2. Originally Posted by WhoCares357
$\sum_{k=1}^\infty (\frac{2}{3})^{k+2}$

This is what I did.
$\sum_{k=1}^\infty \frac{4}{9}*(\frac{2}{3})^{k}$
$a=\frac{4}{9}, r=\frac{2}{3}<1$
Threfore series converges to
$\frac{4}{3}$

This seems correct to me. However when I try to solve it thorugh maple (software) it outputs the result of $\frac89$. Did I do something wrong?
Your value of $a$ is incorrect. As the sum starts at $k=1$ you'd need to do

$\frac{4}{9} \times \left(\frac{2}{3}\right)^1 = \frac{8}{27}$

Putting in this value of a should give $\frac{8}{9}$

3. Originally Posted by e^(i*pi)
Your value of $a$ is incorrect.

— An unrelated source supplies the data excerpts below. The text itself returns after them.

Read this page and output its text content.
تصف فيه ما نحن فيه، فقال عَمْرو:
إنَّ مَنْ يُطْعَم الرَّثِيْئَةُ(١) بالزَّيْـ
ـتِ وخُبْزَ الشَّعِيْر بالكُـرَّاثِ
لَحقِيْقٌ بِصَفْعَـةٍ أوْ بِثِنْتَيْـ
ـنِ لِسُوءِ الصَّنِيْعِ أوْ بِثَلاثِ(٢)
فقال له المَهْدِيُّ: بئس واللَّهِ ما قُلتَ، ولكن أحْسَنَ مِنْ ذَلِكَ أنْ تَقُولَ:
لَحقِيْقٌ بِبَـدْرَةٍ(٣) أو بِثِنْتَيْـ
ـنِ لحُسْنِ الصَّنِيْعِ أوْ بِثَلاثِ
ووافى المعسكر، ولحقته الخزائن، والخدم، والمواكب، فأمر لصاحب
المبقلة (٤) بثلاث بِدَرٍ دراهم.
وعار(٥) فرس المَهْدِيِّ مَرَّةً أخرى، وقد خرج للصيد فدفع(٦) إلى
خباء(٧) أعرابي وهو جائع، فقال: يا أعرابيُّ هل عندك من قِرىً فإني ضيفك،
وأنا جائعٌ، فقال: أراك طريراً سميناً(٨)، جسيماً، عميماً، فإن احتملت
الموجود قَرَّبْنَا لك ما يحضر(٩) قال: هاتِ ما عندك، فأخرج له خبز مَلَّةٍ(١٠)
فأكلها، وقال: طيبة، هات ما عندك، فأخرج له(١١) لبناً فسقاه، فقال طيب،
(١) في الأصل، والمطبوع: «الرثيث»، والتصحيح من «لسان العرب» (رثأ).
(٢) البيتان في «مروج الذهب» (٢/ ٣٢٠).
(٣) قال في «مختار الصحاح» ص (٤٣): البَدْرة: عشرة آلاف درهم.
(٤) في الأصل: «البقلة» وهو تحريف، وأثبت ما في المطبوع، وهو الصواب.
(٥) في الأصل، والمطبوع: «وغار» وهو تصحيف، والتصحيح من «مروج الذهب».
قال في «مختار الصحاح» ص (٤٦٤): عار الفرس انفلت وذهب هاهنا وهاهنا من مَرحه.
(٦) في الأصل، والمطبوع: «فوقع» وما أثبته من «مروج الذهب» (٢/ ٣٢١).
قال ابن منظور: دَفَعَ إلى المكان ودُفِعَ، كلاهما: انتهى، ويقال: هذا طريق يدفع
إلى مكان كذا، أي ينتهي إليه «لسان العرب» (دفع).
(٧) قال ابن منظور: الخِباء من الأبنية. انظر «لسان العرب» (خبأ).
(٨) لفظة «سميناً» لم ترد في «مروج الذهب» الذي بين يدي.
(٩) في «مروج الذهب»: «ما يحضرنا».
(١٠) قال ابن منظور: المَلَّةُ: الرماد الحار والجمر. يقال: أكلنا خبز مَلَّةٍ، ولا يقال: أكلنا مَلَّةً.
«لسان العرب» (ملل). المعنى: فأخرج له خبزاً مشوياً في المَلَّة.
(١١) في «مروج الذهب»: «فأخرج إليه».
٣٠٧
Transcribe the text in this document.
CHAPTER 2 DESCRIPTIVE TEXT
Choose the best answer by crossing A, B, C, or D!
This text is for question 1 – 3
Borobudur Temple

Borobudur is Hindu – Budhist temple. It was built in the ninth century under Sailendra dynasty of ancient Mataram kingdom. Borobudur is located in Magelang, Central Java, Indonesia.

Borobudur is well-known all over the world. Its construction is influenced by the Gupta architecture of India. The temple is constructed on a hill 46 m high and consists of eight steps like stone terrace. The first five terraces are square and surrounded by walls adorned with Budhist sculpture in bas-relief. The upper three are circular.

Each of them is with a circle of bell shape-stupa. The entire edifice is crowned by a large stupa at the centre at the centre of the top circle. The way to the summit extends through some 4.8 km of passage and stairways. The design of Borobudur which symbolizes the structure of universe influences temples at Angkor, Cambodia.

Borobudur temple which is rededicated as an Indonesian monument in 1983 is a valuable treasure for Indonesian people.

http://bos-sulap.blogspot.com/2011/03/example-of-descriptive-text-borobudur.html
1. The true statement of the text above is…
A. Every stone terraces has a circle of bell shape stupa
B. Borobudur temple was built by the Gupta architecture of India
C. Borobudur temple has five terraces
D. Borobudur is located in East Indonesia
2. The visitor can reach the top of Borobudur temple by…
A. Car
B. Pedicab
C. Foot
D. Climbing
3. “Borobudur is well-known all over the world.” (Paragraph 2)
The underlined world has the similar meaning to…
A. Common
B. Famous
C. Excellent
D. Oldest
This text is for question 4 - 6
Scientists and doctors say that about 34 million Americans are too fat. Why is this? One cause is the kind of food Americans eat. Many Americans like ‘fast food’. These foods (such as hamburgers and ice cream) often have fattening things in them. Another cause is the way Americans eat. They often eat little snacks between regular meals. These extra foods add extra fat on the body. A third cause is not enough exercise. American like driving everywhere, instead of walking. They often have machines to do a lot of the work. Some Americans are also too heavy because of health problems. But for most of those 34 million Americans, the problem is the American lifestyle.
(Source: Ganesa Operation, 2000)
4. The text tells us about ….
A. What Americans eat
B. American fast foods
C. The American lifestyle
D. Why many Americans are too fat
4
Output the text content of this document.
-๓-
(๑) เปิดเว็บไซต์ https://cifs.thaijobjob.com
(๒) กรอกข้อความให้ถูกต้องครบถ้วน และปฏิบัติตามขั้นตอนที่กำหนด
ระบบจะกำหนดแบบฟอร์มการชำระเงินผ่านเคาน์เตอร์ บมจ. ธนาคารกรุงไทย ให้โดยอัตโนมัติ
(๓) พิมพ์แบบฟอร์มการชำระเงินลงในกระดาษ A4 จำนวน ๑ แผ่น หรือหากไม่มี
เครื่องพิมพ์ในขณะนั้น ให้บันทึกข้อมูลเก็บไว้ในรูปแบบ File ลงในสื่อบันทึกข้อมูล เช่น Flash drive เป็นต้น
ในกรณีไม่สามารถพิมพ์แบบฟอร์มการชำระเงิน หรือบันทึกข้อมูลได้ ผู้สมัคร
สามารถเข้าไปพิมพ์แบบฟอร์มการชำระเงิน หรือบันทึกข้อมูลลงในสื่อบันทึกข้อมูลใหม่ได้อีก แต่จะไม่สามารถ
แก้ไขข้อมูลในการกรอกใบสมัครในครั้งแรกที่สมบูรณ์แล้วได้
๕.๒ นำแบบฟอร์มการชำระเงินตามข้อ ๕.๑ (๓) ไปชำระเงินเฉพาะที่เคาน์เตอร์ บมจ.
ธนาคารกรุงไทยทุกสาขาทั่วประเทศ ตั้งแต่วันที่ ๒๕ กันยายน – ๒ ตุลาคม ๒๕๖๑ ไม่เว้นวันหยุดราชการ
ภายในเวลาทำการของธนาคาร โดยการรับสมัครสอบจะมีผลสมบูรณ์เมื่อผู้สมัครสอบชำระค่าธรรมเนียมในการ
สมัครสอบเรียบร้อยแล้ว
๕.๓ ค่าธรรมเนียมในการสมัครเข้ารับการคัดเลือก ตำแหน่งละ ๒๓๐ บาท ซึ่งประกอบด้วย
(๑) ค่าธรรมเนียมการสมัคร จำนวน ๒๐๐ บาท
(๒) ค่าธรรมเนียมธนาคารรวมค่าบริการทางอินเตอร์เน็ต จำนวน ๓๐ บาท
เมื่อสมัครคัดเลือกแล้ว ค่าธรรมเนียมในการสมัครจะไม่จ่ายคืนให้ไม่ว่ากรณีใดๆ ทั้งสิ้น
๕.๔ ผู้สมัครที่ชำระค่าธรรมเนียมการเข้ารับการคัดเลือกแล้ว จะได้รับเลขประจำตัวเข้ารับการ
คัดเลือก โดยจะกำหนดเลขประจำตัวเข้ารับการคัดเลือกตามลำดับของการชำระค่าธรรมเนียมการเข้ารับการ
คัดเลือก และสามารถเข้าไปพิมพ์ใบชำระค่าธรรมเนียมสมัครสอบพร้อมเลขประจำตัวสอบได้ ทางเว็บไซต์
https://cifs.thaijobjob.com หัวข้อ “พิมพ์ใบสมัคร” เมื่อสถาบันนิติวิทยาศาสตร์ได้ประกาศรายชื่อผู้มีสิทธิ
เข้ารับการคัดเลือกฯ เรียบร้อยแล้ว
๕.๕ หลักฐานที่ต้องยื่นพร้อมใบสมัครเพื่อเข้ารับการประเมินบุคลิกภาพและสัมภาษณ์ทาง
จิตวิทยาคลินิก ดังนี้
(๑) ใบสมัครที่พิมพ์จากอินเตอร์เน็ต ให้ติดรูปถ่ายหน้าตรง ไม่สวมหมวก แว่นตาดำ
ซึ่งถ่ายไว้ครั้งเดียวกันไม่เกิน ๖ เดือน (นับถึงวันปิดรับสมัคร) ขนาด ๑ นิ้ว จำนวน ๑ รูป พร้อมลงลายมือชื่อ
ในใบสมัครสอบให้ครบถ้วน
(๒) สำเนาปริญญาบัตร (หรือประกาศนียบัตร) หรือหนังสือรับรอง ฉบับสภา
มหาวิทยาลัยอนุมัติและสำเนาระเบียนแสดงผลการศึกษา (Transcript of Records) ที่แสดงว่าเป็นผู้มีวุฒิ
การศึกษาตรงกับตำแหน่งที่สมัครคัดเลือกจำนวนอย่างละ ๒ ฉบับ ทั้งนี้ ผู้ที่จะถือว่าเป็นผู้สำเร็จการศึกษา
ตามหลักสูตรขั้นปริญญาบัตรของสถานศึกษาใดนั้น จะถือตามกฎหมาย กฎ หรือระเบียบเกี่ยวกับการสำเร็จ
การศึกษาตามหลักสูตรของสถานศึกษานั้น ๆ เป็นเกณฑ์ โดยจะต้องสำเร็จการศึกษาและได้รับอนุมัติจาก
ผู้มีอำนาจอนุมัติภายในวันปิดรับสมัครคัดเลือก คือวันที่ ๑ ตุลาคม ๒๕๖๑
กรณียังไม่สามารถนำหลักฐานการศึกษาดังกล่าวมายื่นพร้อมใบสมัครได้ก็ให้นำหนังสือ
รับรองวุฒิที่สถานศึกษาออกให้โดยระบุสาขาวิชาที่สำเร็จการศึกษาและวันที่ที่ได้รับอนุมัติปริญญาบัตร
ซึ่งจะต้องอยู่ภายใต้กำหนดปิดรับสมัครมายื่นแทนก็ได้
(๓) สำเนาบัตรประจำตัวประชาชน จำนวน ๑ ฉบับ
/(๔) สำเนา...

As the sum starts at $k=1$ you'd need to do

$\frac{4}{9} \times \left(\frac{2}{3}\right)^1 = \frac{8}{27}$

Putting in this value of a should give $\frac{8}{9}$
Can you explain why? Wouldn't that force the series to start from 2?

4. Originally Posted by WhoCares357
Can you explain why? Wouldn't that force the series to start from 2?
As I understood it as it's the first term a would be the value of f(k) at k=1 as that's where the sum starts from.

I don't think the series starts at 2 as a is the initial value before anything is added

5. Just a question I am new to series, because this geometric series starts at n=1 would you not try to get the power in terms of n - 1?